Working with Ben’s advice and the feedback he had already gained from the local planners, we produced a first draft set of drawings to present to Jo and Colin, based around the oak frame design features they liked so much from the Oakwrights Show Home, but responding specifically to their site and its features, the orientation of the plot, and the scale and scope of the accommodation that they needed. We were delighted to hear back from them that they really liked the designs, so much so that they had only very minor amendments they wanted to make.

Ben chose to present the revised drawings to the planners for their final comment prior to making the full application. It was requested that the new house be repositioned a small distance away from the nearest shared boundary, and it was necessary to produce a drawing to illustrate the relationship between the proposed house and the neighbouring properties to the east. It was important to prove that there would be no detrimental impact on the neighbours’ gardens, and no problems of overlooking, or overshadowing from the new building.

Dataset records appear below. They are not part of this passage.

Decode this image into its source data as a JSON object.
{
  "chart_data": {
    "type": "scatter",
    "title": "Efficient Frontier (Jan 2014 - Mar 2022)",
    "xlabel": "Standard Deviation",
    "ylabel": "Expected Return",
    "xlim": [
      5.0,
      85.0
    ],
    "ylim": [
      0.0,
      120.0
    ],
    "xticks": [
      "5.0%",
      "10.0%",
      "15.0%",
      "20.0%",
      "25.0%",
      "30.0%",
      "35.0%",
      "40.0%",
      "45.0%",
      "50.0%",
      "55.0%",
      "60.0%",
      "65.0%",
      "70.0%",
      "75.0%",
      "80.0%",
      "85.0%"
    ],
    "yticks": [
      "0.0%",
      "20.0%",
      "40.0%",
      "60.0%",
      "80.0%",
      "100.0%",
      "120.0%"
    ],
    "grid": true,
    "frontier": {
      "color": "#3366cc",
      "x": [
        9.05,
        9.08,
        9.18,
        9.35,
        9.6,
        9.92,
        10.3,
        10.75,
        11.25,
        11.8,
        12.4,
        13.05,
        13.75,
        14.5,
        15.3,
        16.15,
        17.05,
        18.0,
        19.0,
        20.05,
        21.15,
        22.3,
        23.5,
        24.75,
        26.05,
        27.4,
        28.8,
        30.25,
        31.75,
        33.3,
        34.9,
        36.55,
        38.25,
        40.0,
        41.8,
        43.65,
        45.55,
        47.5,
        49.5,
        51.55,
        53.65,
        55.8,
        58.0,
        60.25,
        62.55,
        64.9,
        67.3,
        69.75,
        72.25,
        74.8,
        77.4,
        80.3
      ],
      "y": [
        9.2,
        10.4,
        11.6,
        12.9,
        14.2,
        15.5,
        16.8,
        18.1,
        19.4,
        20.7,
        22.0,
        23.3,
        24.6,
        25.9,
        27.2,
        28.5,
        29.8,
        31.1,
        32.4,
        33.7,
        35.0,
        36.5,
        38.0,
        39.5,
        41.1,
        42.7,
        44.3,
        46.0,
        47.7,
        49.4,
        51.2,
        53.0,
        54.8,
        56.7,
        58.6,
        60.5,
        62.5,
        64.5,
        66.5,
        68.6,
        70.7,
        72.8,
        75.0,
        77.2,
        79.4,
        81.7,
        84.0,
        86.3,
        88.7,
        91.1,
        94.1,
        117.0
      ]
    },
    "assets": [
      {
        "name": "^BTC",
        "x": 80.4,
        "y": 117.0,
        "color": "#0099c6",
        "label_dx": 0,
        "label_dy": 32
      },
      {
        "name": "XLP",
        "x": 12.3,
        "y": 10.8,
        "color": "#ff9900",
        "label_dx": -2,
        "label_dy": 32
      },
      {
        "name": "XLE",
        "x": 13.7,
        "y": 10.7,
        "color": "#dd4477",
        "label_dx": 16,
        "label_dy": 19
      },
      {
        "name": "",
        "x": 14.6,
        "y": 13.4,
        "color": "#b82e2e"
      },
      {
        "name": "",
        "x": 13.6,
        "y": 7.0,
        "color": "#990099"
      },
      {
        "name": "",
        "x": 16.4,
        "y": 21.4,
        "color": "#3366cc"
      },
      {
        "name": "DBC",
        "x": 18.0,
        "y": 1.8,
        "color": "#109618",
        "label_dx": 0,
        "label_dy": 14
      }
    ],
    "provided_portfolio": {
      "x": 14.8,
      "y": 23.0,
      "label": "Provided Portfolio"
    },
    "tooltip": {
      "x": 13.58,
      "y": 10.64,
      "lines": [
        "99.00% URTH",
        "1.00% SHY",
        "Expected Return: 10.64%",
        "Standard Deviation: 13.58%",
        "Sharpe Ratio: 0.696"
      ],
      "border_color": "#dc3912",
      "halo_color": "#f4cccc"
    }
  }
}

The clarity of Jo and Colin’s vision, along with their conscientious and patient approach to the planning issues ultimately enabled the planning application to progress smoothly through to an approval, to everybody’s delight.

With Colin busy at work, Jo then threw herself into progressing the build, managing the works on site and coordinating the different trades. The oak frame and insulated encapsulation system were delivered and erected by Oakwrights during the cold weeks of January 2012, allowing the internal works to follow on soon after in a dry and weather-proof structure.

The cold and wet weather that characterised much of 2012 caused the external works to the house to be delayed in the coming months, with the scaffolding only able to be dropped in the summer, and the family officially moving in for Christmas that year. A couple of months later, Jo kindly sent a message saying how much she enjoyed living in the house, designed specifically to suit their family lifestyle! It is a pleasure to be part of a process that helps clients realise such an important project in their lives.

Jo McClean recalls:


We had feared the planning process would be an uphill struggle because our planning officer had initially been very negative stating it would be ‘highly unlikely’ that permission would be granted. We immediately sought the advice of Ben, a local planning consultant; he and John made an excellent partnership combining local planning knowledge with design expertise. We felt we were in very capable hands and much more optimistic about our chances of success.

In preparation for our first meeting with John we put together a detailed description of features we would like (including many inspired by the Oakwrights show home) and how we would like the layout to match our lifestyles, eg easy access from the kitchen to a patio area was important as we like to eat outside as much as possible. This brief was a good starting point for our discussions with John and meant we had a productive meeting and John had all the information he would need.

It was a very exciting moment when John e-mailed his initial designs; definitely love at first sight! We were impressed with how skilfully he had translated our wish list into a beautiful design that fitted the plot perfectly. Even though we pored over the plans for ages we couldn’t suggest any amendments. I was a little apologetic when I contacted John to confirm this as I didn’t want him to think that either we were rushing our decision or didn’t particularly care, but as we felt the design was perfect we would have been playing around with it for the sake of it! Ben was also happy as he could see no grounds for objection from a planning policy point of view.

Apart from having to reposition the house within the plot our application went through smoothly with only a slight delay for resubmission so the process was nowhere near as bad as we had feared.

Although we experienced some of the usual frustrations during the build process, these are no longer important; now we are settled in, those frustrations have faded into distant memory. In contrast, the novelty of living in a beautiful home, where every detail has been planned and decided to suit our specific wishes and needs, will definitely never wear off.